The sample electrode (cathode) 3 is used as the sample electrode (cathode) and the platinum electrode (anode) 4 is used as the counter electrode, and a constant current (4.2 mA / cm ² ) is supplied by the potentiostat 5 to charge hydrogen. The potential change at that time is measured using the reference electrode 6 and the potentiostat 5 and recorded in the recorder 7.

First, the sample electrode 3, which was charged with hydrogen only for a predetermined time, was subjected to a tensile test at a low speed and the fracture surface was observed by SEM. In FIG. 2, the values obtained by calculating the ratio (%) of the intergranular crack area to the area of the entire fracture surface are shown by ◯ marks 8, 8 ′ and 8 ″.

It can be seen that the ratio of intergranular cracked surfaces increases as the hydrogen charging time increases. However, the sail ratio of the intergranular cracked surface tends to be saturated with time.

On the other hand, in this embodiment, after hydrogen charging for 24 hours under the above conditions, hydrogen discharge is carried out by holding in a vacuum heat treatment furnace at 100 ° C. for 24 hours. This 4
After repeating the number of times, a low speed tensile test was conducted in the same manner as above. The result is shown in FIG.

The above total time of hydrogen charging is 96 hours, the ratio of the intergranular crack surface is higher than that of the case where only hydrogen charging is performed for 96 hours, and the total time required (hydrogen charging time + discharge time) is compared. Even 19
At 2 h, the ratio of intergranular cracked surfaces is about 1.5 times higher than the result of 8 ″ when only hydrogen charge is 192 h.
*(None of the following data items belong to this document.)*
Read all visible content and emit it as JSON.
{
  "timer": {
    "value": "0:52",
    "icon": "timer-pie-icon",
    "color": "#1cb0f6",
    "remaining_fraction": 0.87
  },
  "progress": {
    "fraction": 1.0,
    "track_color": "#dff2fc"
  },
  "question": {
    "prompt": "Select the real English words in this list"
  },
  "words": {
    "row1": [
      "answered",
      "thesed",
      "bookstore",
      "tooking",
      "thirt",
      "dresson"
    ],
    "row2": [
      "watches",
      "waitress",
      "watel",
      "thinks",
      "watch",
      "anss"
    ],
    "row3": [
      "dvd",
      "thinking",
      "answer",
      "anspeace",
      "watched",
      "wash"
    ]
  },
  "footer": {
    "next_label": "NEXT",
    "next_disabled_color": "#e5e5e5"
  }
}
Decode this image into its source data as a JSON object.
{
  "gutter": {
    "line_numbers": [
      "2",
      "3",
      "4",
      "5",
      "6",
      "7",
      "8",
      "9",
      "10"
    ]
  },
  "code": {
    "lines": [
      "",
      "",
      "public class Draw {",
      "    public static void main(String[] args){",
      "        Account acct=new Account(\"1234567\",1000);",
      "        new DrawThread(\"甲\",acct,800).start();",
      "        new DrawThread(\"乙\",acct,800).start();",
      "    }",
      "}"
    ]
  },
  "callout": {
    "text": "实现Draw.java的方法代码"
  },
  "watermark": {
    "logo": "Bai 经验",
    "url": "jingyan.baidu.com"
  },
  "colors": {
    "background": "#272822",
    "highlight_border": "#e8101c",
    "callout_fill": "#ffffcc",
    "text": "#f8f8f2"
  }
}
From this, according to the method of the present embodiment, the hydrogen embrittlement susceptibility of the metal material can be detected efficiently and with high sensitivity.

[0020]

EFFECTS OF THE INVENTION According to the present invention, hydrogen embrittlement can be efficiently generated even for a material having low susceptibility to hydrogen embrittlement.
It is possible to evaluate with high sensitivity the susceptibility to hydrogen embrittlement of such metal materials.

[Brief description of drawings]

FIG. 1 is an explanatory diagram showing the principle of a cathode hydrogen charging method using a constant current according to this embodiment.

FIG. 2 is a graph showing a relationship between a hydrogen charging time and a ratio of an intergranular crack surface to a total fracture surface after a tensile test.

[Explanation of symbols]

1 ... Sulfuric acid solution, 2 ... Mantle heater, 3 ... Sample electrode (cathode), 4 ... Platinum electrode (anode), 5 ... Potentiostat, 6 ... Reference electrode, 7 ... Recorder, 8 ... Particles for hydrogen charging only Ratio of intergranular crack surfaces, 9 ... (Hydrogen charge and discharge) x ratio of intergranular crack surfaces when performed 4 times.

Claims (2)

[Claims] 1. A step of charging a metal test piece with hydrogen by an electrochemical method and a step of discharging hydrogen by heat-treating the hydrogen-charged metal test piece are repeated to obtain a fracture surface of the metal test piece. A hydrogen embrittlement susceptibility test method for metallic materials, characterized by observing the ratio of intergranular crack surfaces. 2. The hydrogen embrittlement susceptibility test method for a metal material according to claim 1, wherein the metal test piece is austenitic stainless steel.